3.30.2011

You Can't Make Me Care

[This post is kind of the anti-thesis of the previous one.]

The world wants to tell you what to care about. On the societal level, this is called advertising. Care about your skin, your car, or the sheen of your shampoo. Care about (what people think about) the cleanliness of your house, the name on your jeans, the reading on your bathroom scale. Care about this so you will buy that.

On a personal level, people also want you to care about the same things they care about. Preachers, teachers, parents, friends, writers, politicians, cousins, neighbors - everyone has their own agenda. It may not be malevolent, quite the opposite. Some people believe dearly that the issues that move them most deeply should move everyone as deeply. They cannot understand why your priorities or your emotional reactions, are any different.

I think everyone has had at least one conversation where the person you are talking to is getting riled up and you think, "I simply don't care about this." I feel that way about many, many things. A fine example of this is homosexuality. I just don't care enough to develop an informed opinion about this issue. I don't feel like wading through the social, biblical, psychology, anecdotal and personal evidence on this matter. So if you ask me what I think I'll just shrug my shoulders and say, "Meh." It isn't that I think this issue and its implications are unimportant. It's just that it is unimportant to me.

Just as there are too many choices of peanut butter, there are too many things to care about, too many worthy causes to give to, too many honorable movements to "like" on facebook. And there isn't enough time to care about them all. There isn't enough energy in my body to make me care about everything I, as a good, thoughtful, Christian, am supposed to care about.

So I make choices, and I'm sorry, but while you may think that society is on a moral decline because of X (and who knows, you may actually be right!) I am happy to let you solve that problem, but don't tell me about it, because I don't care.

Some examples...

I don't care about taxes. I don't care if they are raised or if they are lowered. I don't care about the super-rich who control everything. I don't care about the fact that Social Security won't exist when I'm 65 years old.
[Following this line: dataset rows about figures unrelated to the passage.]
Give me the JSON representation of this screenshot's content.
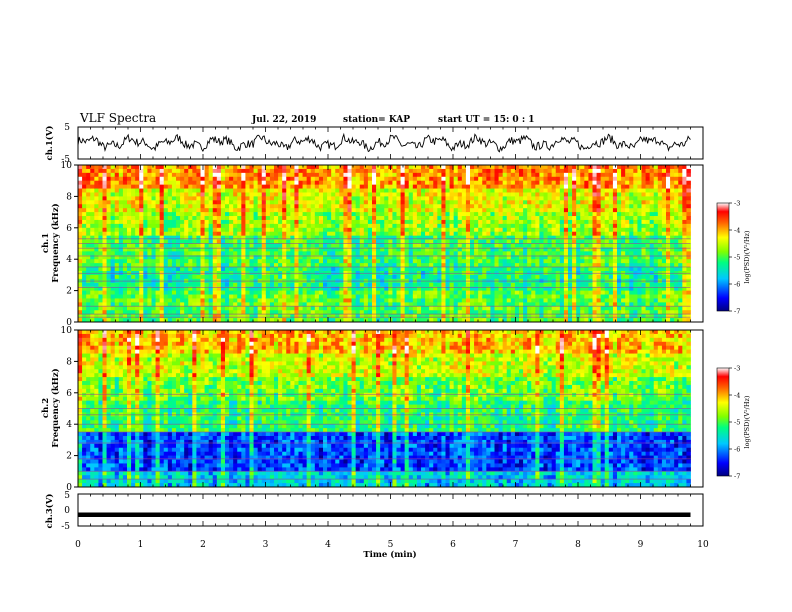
{
  "header": {
    "title": "VLF Spectra",
    "date": "Jul. 22, 2019",
    "station": "station= KAP",
    "start_ut": "start UT =  15: 0  : 1"
  },
  "chart_data": [
    {
      "type": "line",
      "panel": "ch1-waveform",
      "ylabel": "ch.1(V)",
      "ylim": [
        -5,
        5
      ],
      "yticks": [
        "5",
        "-5"
      ],
      "xlim": [
        0,
        10
      ],
      "data_extent_x": [
        0,
        9.8
      ],
      "color": "#000000",
      "description_level": "noisy signal oscillating roughly between -2.5 and 2.5 V"
    },
    {
      "type": "heatmap",
      "panel": "ch1-spectrogram",
      "ylabel": "ch.1\nFrequency (kHz)",
      "ylim": [
        0,
        10
      ],
      "yticks": [
        "0",
        "2",
        "4",
        "6",
        "8",
        "10"
      ],
      "xlim": [
        0,
        10
      ],
      "data_extent_x": [
        0,
        9.8
      ],
      "colorbar": {
        "label": "log(PSD)(V²/Hz)",
        "range": [
          -7,
          -3
        ],
        "ticks": [
          "-3",
          "-4",
          "-5",
          "-6",
          "-7"
        ]
      },
      "bands": [
        {
          "fmin": 0,
          "fmax": 2,
          "log_psd": -4.9
        },
        {
          "fmin": 2,
          "fmax": 3.5,
          "log_psd": -5.2
        },
        {
          "fmin": 3.5,
          "fmax": 5.5,
          "log_psd": -5.0
        },
        {
          "fmin": 5.5,
          "fmax": 7,
          "log_psd": -4.6
        },
        {
          "fmin": 7,
          "fmax": 8.5,
          "log_psd": -4.3
        },
        {
          "fmin": 8.5,
          "fmax": 10,
          "log_psd": -3.8
        }
      ],
      "lines_khz": [
        0.3,
        0.5,
        1.0,
        2.2,
        2.6,
        3.1,
        3.5,
        4.2,
        4.7,
        5.0,
        5.3
      ]
    },
    {
      "type": "heatmap",
      "panel": "ch2-spectrogram",
      "ylabel": "ch.2\nFrequency (kHz)",
      "ylim": [
        0,
        10
      ],
      "yticks": [
        "0",
        "2",
        "4",
        "6",
        "8",
        "10"
      ],
      "xlim": [
        0,
        10
      ],
      "data_extent_x": [
        0,
        9.8
      ],
      "colorbar": {
        "label": "log(PSD)(V²/Hz)",
        "range": [
          -7,
          -3
        ],
        "ticks": [
          "-3",
          "-4",
          "-5",
          "-6",
          "-7"
        ]
      },
      "bands": [
        {
          "fmin": 0,
          "fmax": 1,
          "log_psd": -5.6
        },
        {
          "fmin": 1,
          "fmax": 3.5,
          "log_psd": -6.2
        },
        {
          "fmin": 3.5,
          "fmax": 5.5,
          "log_psd": -5.1
        },
        {
          "fmin": 5.5,
          "fmax": 7,
          "log_psd": -4.8
        },
        {
          "fmin": 7,
          "fmax": 8.5,
          "log_psd": -4.4
        },
        {
          "fmin": 8.5,
          "fmax": 10,
          "log_psd": -4.0
        }
      ],
      "lines_khz": [
        0.5,
        1.0,
        1.8,
        2.8,
        3.5,
        4.0,
        4.6,
        5.0,
        5.9
      ]
    },
    {
      "type": "line",
      "panel": "ch3-waveform",
      "ylabel": "ch.3(V)",
      "ylim": [
        -5,
        5
      ],
      "yticks": [
        "5",
        "0",
        "-5"
      ],
      "xlim": [
        0,
        10
      ],
      "data_extent_x": [
        0,
        9.8
      ],
      "constant_value": -1.5,
      "color": "#000000"
    }
  ],
  "x_axis": {
    "label": "Time (min)",
    "ticks": [
      "0",
      "1",
      "2",
      "3",
      "4",
      "5",
      "6",
      "7",
      "8",
      "9",
      "10"
    ],
    "range": [
      0,
      10
    ]
  }
}
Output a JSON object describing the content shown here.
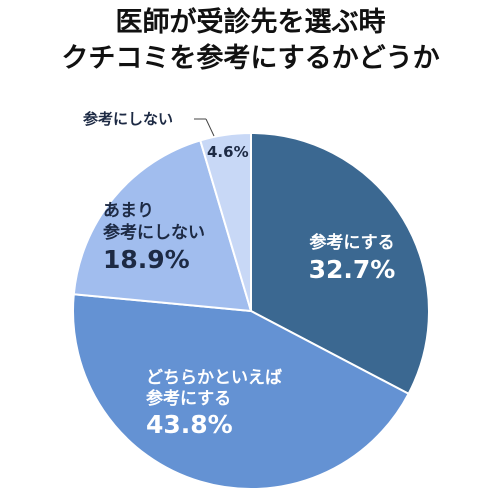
{
  "title_lines": [
    "医師が受診先を選ぶ時",
    "クチコミを参考にするかどうか"
  ],
  "chart_data": {
    "type": "pie",
    "title": "医師が受診先を選ぶ時 クチコミを参考にするかどうか",
    "slices": [
      {
        "label_lines": [
          "参考にする"
        ],
        "value": 32.7,
        "value_label": "32.7%",
        "color": "#3b6891"
      },
      {
        "label_lines": [
          "どちらかといえば",
          "参考にする"
        ],
        "value": 43.8,
        "value_label": "43.8%",
        "color": "#6492d3"
      },
      {
        "label_lines": [
          "あまり",
          "参考にしない"
        ],
        "value": 18.9,
        "value_label": "18.9%",
        "color": "#a1bdee"
      },
      {
        "label_lines": [
          "参考にしない"
        ],
        "value": 4.6,
        "value_label": "4.6%",
        "color": "#c8d8f6"
      }
    ]
  }
}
I care about children. Not just my own, but all children. It breaks my heart that there are children in this world that are abused, neglected, or that go to bed hungry, cold, and alone. I care that there are children in Foster Care because this means that Christians have failed to love and provide for those who need it the most. Until Christians do a better job caring for children, we should stop calling ourselves Christians, perhaps only saying that, "One day we aspire to be Christians, but for now we are just play-acting."

I don't care about labels. Republican or Democrat. Conservative or Liberal. Rich or Poor. Evangelical or Reformed or Christian Reformed or Emergent. Modern or post-modern or post-post-modern. They are useful only to dismiss another person or their ideas.

I care that the majority of Christian are daily abusing their bodies by eating things barely classifiable as food and drinking things that should be categorized as drugs. I care that most pastors are over weight. I care because I don't think you can be spiritually healthy without being physically healthy. I care about making my own bread and eating more vegetables. 

I don't care about what you think.

I care about what you do.

I don't care about what famous people think or do.

I don't care what you think of me.

I care how you treat me.

I don't want to hear about how much you care about something. Unless you show me passion. If you show me why I should care, then I might. But I'm not making any promises.

1 comment:

  1. I was going to post a comment on your blog, but since you don't care what I think, I guess I won't bother.